Gratifying experience and collaborative learning:

Our website development experience is indeed exponential, not in numbers of websites or diversity, but in sheer depth.  No simple post here can describe the collective experience and gratifying effort to build a brand new web site to replace the 14-year-old “Joomla” site for genevalutheran.ch

During the process (which became a team design effort inside the church), we firstly needed to decide if we update to a new version of Joomla, or use an outside web development service, or to try ourselves. We looked at Wix, SquareSpace and WordPress. We convinced everyone to at least allow ourselves to make a self-development attempt, given the amount of experience we already had with WordPress and the fact that our outside offer also used WordPress.

Then, the question of finding a suitable theme or template, somewhat close to our ideals of look and feel – but also fulfilling the functionalities that we would need to implement what we wanted our website to do for us.

Here are the themes within WordPress.com which we tried – many – and not all are documented by any means. We became frustrated because each them would have some great feature and then miss some really basic essential ones – as if there was a deliberate plot to avoid building a really good result.

Now, all of this was carried out using WordPress.com which of course is the safest way, but we will never know if a .com theme does exist to suit us – all we know is that we spent many hours and weeks (months?) trying to find it and failed.

Then we noticed that upgrading to the ‘business plan’ would allow us access to WordPress.org themes – access to a wider supply of themes – and that we could then also begin to download plug-ins. Eventually moving to this option means that we can do what we want – but the element of support and security appears less certain as we move away from the tight confines of the .com product. And for those of us who cannot afford the time to get into CSS and HTML script in any depth, we approach our limits.

So we have a .org theme (actually designed with churches in mind) which was offered “free” under the business plan, but not available under the normal .com list.

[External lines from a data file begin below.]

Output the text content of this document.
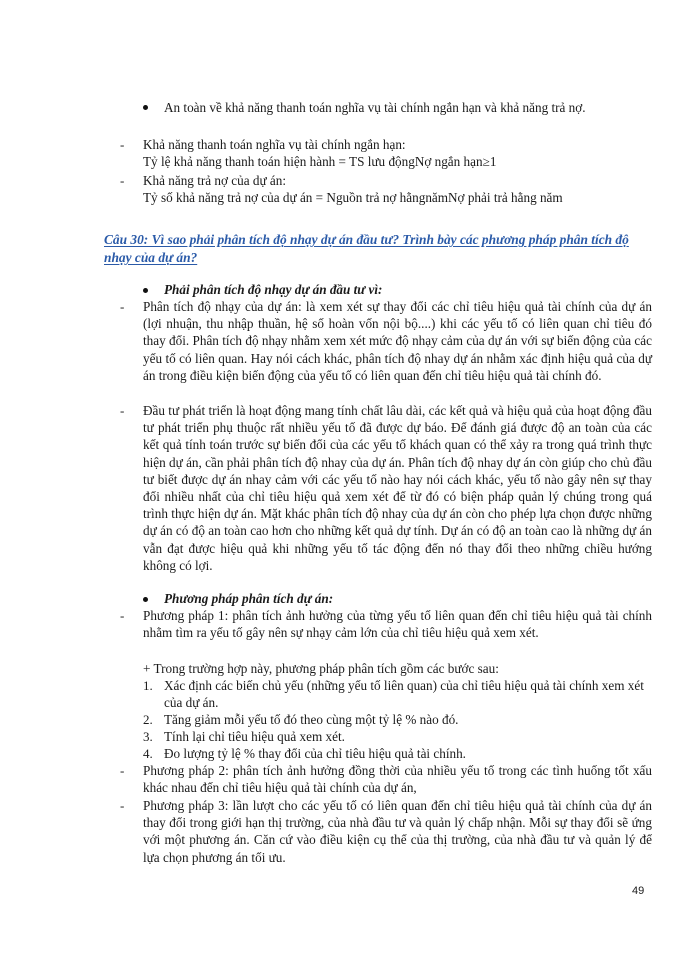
An toàn về khả năng thanh toán nghĩa vụ tài chính ngắn hạn và khả năng trả nợ.
- Khả năng thanh toán nghĩa vụ tài chính ngắn hạn:
Tỷ lệ khả năng thanh toán hiện hành = TS lưu độngNợ ngắn hạn≥1
- Khả năng trả nợ của dự án:
Tỷ số khả năng trả nợ của dự án = Nguồn trả nợ hằngnămNợ phải trả hằng năm
Câu 30: Vì sao phải phân tích độ nhạy dự án đầu tư? Trình bày các phương pháp phân tích độ nhạy của dự án?
Phải phân tích độ nhạy dự án đầu tư vì:
- Phân tích độ nhạy của dự án: là xem xét sự thay đổi các chỉ tiêu hiệu quả tài chính của dự án (lợi nhuận, thu nhập thuần, hệ số hoàn vốn nội bộ....) khi các yếu tố có liên quan chỉ tiêu đó thay đổi. Phân tích độ nhạy nhằm xem xét mức độ nhạy cảm của dự án với sự biến động của các yếu tố có liên quan. Hay nói cách khác, phân tích độ nhay dự án nhằm xác định hiệu quả của dự án trong điều kiện biến động của yếu tố có liên quan đến chỉ tiêu hiệu quả tài chính đó.
- Đầu tư phát triển là hoạt động mang tính chất lâu dài, các kết quả và hiệu quả của hoạt động đầu tư phát triển phụ thuộc rất nhiều yếu tố đã được dự báo. Để đánh giá được độ an toàn của các kết quả tính toán trước sự biến đổi của các yếu tố khách quan có thể xảy ra trong quá trình thực hiện dự án, cần phải phân tích độ nhay của dự án. Phân tích độ nhay dự án còn giúp cho chủ đầu tư biết được dự án nhay cảm với các yếu tố nào hay nói cách khác, yếu tố nào gây nên sự thay đổi nhiều nhất của chỉ tiêu hiệu quả xem xét để từ đó có biện pháp quản lý chúng trong quá trình thực hiện dự án. Mặt khác phân tích độ nhay của dự án còn cho phép lựa chọn được những dự án có độ an toàn cao hơn cho những kết quả dự tính. Dự án có độ an toàn cao là những dự án vẫn đạt được hiệu quả khi những yếu tố tác động đến nó thay đổi theo những chiều hướng không có lợi.
Phương pháp phân tích dự án:
- Phương pháp 1: phân tích ảnh hưởng của từng yếu tố liên quan đến chỉ tiêu hiệu quả tài chính nhằm tìm ra yếu tố gây nên sự nhạy cảm lớn của chỉ tiêu hiệu quả xem xét.
+ Trong trường hợp này, phương pháp phân tích gồm các bước sau:
1. Xác định các biến chủ yếu (những yếu tố liên quan) của chỉ tiêu hiệu quả tài chính xem xét của dự án.
2. Tăng giảm mỗi yếu tố đó theo cùng một tỷ lệ % nào đó.
3. Tính lại chỉ tiêu hiệu quả xem xét.
4. Đo lượng tỷ lệ % thay đổi của chỉ tiêu hiệu quả tài chính.
- Phương pháp 2: phân tích ảnh hưởng đồng thời của nhiều yếu tố trong các tình huống tốt xấu khác nhau đến chỉ tiêu hiệu quả tài chính của dự án,
- Phương pháp 3: lần lượt cho các yếu tố có liên quan đến chỉ tiêu hiệu quả tài chính của dự án thay đổi trong giới hạn thị trường, của nhà đầu tư và quản lý chấp nhận. Mỗi sự thay đổi sẽ ứng với một phương án. Căn cứ vào điều kiện cụ thể của thị trường, của nhà đầu tư và quản lý để lựa chọn phương án tối ưu.
49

And we have utilized several free plug-ins including a major page-builder (“elementor”) to allow building pages completely outside of the WordPress construct, yet so far working well as we switch back and forth between the two.

We have been successful (see the new site here) and our yearly costs are well within what we were paying for keeping the old Joomla site with hosting at Swisscom; and of course significantly less cost than having an outside web developer do it for us. (Beware – this is only possible when those doing the work are volunteers!)

Now, with our current experience and knowledge we wonder if we could shift to the free WordPress software, with separate hosting, using the same free plug-ins and build the same site for less cost. The answer is yes.
However, honestly, with the SEO tools we have from WordPress.com and the excellent on-line support from WordPress.com (would you believe they respond almost instantaneously to a chat request) – for those reasons we are pleased to be with WordPress.com.